Le terme arabe « dhakar » – titre de ce nouvel EP de Deena Abdelwahed – signifie « mâle » ou « masculin » en français. Une thématique universelle chargée de sens et d’émotion qui suscitera l’intérêt de toutes les audiences au-delà des pays et des frontières.
Avec cet EP, la tunisienne réputée pour ses explorations musicales entre bass, techno et expérimentale, a décidé de se tourner davantage du côté des dancefloors. Si Deena se garde bien les de citer ouvertement, ces nouveaux morceaux puisent leurs influences dans les rythmiques, les chants et les instruments populaires de sa région natale. Une preuve supplémentaire de la capacité unique de la productrice à transcender le répertoire musical arabe en musique club moderne, exigeante et singulière.
Le premier morceau « Lila fi Tounes » s’inspire discrètement d’un standard du jazz « A Night In Tunisia ». Le titre s’appuie sur une montée progressive, puissante et vibrante, qui nous tient en haleine sur toute la durée du morceau. Masculinisant sa voix, Deena laisse miroiter une réalité hypnotique éloignée des clichés sur les soirées tunisiennes.
Les rythmiques de « Ah’na Hakkeka » tirent leur influence du rituel Stambeli, le Gnawa tunisien.
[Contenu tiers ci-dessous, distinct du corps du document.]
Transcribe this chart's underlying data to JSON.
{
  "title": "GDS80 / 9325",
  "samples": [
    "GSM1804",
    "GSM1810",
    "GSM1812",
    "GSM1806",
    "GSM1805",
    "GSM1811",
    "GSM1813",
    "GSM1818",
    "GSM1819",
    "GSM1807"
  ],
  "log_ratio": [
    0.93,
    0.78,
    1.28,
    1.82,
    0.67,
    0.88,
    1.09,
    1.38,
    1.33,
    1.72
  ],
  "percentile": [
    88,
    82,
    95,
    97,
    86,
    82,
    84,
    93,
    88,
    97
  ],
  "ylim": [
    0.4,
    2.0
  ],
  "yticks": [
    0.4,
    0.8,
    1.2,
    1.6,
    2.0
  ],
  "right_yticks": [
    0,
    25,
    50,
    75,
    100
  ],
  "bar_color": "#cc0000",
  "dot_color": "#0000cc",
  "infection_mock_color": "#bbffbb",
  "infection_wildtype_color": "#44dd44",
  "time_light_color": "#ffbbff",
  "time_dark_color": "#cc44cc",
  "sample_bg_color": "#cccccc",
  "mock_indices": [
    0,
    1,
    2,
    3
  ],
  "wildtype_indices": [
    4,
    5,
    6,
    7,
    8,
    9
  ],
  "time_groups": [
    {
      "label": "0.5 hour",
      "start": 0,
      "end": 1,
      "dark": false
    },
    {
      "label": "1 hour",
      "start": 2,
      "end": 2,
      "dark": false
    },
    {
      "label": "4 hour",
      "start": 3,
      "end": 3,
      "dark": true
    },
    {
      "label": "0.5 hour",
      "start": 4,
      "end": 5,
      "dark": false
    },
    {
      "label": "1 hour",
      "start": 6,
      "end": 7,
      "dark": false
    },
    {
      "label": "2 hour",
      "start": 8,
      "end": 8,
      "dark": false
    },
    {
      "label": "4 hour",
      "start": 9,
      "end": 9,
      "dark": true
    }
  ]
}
Explosif, sa sève funk se mue dans ses synthétiseurs décadents avec pour toile de fond des chants d’hommes ivres, comme autant évocations dépravées du Tarab égyptien (plaisir pris en écoutant de la musique).
« Insaniyti » est une version métallique et acerbe du « Mezwed », un genre musical populaire tunisien patriarcal par excellence, et traditionnellement lié aux récits mélancoliques et aux thématiques sociales. Mettant l’accent sur une interprétation volontairement ambiguë de la masculinité, les violons et les percussions font monter l’auditeur en pression, et font état d’un sentiment d’auto-victimisation particulièrement flagrante face aux contraintes imposées par la société auprès de la population masculine.
Clôture du maxi, « Zardet Sidi Bagra » replace le débat au cœur du dancefloor. Ses percussions endiablées, sa boucle de synthé maladive et sa chorale de voix mutantes s’imposent activement sur la mécanique des corps.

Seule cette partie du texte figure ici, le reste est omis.